Veterans in Virginia frequently gather in places such as Post 4809 to talk about their day, how they did in the last Mega Millions drawing (Ewert split $2 with six partners) and about the old days. On a recent night, they agreed to break their rule of keeping talk about politics to a minimum to discuss their views of Allen and Webb, a former Navy secretary.

A recent Mason-Dixon poll showed that likely voters in the 2nd Congressional District, which consists of Virginia Beach, the Eastern Shore and about half of Norfolk and Hampton, favor Allen by 45 percent to 44 percent, which means the race is a virtual tie and could be decided by voters such as Ewert who have not made up their minds.

Ewert, a Navy photographer who shot some of the fiercest battles in the South Pacific during World War II, said the fact that Webb is a Vietnam veteran would hold no sway with him ("Vietnam wasn't a real war like World War II").
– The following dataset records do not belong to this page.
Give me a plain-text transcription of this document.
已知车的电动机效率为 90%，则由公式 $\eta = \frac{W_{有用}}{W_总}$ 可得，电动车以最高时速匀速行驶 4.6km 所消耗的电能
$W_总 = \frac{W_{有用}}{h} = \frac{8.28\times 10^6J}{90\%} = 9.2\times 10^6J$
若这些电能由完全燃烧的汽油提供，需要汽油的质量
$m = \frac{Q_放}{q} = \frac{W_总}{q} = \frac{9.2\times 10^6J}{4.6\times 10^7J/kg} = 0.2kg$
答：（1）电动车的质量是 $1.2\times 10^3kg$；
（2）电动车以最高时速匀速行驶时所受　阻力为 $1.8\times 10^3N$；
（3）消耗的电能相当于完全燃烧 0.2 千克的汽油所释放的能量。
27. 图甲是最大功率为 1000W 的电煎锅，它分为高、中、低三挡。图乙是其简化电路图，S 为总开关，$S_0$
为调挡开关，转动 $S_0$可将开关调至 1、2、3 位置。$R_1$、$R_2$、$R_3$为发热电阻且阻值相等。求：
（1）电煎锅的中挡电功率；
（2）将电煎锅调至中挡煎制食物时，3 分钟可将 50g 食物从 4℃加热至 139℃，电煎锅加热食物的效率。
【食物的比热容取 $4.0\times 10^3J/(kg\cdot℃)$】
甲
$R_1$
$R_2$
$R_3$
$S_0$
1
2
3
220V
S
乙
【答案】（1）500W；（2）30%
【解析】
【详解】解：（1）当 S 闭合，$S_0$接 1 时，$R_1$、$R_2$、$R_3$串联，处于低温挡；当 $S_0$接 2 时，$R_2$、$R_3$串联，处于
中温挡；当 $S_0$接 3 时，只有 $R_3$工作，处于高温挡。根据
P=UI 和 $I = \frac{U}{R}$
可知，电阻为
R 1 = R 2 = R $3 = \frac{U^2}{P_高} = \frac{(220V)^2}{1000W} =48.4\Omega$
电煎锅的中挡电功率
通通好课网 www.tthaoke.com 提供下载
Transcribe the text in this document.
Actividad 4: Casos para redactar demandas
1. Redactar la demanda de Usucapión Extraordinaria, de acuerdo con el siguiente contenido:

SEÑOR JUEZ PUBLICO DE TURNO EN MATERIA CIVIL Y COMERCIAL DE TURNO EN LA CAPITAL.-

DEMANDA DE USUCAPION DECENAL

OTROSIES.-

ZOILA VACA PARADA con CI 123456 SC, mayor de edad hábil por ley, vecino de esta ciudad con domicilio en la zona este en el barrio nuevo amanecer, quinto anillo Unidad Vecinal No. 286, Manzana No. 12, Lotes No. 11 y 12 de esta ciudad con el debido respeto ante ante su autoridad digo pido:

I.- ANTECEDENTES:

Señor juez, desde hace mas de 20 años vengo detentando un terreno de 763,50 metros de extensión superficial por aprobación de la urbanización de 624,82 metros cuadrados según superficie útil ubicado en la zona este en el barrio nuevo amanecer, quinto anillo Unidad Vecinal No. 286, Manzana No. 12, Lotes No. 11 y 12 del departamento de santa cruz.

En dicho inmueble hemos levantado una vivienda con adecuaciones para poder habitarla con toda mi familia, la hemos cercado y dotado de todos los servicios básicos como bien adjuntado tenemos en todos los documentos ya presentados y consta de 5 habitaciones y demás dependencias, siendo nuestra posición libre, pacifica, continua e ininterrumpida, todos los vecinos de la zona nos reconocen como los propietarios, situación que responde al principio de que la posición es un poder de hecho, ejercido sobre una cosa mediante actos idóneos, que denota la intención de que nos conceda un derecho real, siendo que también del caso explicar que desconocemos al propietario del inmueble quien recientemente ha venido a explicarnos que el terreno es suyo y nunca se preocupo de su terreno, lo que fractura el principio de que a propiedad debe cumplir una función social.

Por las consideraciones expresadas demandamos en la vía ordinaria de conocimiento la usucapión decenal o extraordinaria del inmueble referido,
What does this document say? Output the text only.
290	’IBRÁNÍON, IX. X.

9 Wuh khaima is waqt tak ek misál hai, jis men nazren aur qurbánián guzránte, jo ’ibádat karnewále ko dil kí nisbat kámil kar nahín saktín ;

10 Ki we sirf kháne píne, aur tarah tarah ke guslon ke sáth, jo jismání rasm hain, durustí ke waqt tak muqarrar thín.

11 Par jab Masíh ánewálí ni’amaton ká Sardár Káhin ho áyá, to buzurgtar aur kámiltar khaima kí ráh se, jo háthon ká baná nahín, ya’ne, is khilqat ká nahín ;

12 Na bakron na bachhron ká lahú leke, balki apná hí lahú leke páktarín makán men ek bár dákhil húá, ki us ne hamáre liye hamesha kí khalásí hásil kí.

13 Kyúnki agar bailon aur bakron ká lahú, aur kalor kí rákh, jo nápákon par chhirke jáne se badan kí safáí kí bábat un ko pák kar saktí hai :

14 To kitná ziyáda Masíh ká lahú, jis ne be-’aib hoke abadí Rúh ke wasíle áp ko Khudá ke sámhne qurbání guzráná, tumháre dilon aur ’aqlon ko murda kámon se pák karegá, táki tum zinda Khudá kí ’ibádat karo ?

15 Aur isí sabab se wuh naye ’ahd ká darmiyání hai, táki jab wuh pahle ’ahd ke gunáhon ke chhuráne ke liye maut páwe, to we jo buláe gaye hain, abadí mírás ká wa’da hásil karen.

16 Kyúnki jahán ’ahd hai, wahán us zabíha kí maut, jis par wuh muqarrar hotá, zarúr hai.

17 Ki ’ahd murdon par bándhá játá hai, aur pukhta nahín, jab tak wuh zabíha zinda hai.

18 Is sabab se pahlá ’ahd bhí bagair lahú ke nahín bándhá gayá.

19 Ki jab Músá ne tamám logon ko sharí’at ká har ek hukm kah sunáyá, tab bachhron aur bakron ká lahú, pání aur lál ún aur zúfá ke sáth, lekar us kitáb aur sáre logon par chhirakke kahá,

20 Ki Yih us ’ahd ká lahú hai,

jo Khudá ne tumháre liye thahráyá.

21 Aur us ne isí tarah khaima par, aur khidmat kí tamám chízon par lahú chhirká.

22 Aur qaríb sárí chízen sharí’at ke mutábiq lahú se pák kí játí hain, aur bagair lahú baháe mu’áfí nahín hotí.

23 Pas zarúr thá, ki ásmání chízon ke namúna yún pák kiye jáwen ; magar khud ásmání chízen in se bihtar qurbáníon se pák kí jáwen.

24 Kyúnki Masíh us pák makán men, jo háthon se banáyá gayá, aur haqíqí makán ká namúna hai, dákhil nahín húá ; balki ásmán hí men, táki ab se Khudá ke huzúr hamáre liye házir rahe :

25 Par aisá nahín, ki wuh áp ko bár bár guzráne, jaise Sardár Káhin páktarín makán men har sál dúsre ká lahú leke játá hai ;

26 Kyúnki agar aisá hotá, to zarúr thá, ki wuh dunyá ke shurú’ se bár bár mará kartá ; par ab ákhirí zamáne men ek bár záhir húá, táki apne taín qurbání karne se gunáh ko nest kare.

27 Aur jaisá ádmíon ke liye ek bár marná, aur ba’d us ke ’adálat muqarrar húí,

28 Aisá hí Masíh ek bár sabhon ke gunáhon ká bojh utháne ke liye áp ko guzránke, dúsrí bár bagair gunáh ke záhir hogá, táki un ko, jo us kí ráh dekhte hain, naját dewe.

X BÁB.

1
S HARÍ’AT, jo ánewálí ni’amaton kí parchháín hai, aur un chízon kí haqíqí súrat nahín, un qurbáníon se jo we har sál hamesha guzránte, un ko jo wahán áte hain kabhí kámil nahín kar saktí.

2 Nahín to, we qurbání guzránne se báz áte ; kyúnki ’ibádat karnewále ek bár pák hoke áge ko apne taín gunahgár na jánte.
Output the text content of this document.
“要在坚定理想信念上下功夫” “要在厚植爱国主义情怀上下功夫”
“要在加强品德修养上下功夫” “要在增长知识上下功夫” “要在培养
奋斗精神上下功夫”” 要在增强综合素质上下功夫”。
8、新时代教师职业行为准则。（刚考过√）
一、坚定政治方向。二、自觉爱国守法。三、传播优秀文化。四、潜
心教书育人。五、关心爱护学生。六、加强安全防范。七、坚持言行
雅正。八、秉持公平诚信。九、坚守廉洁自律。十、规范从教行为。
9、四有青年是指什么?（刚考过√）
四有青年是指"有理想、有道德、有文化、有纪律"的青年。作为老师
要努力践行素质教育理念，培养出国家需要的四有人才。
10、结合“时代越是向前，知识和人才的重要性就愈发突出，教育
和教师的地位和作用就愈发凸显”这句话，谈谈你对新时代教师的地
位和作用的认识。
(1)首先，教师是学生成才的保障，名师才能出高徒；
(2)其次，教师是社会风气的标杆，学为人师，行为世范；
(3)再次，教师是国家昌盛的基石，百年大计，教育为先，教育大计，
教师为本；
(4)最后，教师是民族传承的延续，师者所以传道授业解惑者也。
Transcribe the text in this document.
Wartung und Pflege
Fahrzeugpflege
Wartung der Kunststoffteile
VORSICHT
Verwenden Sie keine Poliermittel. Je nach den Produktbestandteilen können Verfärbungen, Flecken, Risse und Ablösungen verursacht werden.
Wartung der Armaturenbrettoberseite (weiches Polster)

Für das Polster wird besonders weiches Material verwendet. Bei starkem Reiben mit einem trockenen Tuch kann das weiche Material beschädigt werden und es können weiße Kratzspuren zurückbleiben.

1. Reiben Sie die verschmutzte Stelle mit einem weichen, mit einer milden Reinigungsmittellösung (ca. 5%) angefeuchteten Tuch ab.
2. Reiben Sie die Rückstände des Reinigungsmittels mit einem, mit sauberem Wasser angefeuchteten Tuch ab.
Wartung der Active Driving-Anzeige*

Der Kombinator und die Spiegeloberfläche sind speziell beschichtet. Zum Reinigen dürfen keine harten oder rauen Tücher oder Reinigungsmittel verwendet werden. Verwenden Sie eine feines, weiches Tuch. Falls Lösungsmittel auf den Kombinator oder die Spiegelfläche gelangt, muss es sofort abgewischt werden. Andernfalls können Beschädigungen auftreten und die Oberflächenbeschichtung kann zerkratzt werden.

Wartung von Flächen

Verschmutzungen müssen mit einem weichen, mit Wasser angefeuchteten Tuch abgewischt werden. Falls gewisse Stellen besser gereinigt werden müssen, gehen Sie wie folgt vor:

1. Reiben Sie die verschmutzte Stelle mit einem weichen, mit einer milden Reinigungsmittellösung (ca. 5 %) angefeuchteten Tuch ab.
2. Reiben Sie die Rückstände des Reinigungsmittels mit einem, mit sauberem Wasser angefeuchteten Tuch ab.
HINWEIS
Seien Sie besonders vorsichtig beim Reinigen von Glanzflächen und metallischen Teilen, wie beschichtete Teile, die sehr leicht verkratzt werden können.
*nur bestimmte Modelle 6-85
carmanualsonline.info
And what about Allen? "He's had his problems."

Many of the veterans said they were fed up with the conduct of both campaigns.

"The thing that really upsets me is how negative a campaign both Senate candidates are running," said Steve Lasseter, the post's senior vice commander. "It has not been effective. You don't know where they stand on the issues. All the commercials just say, 'He does this, he did that, the other one does this' -- that's not very good."

Lasseter, 62, who served one tour of duty in Vietnam with the U.S. Navy, said he will vote for Allen. "I like George Allen. I always have. I don't like negative campaigning and they've both done it, but more than anything, it was started by Webb -- and I never liked him when he was secretary of the Navy, either."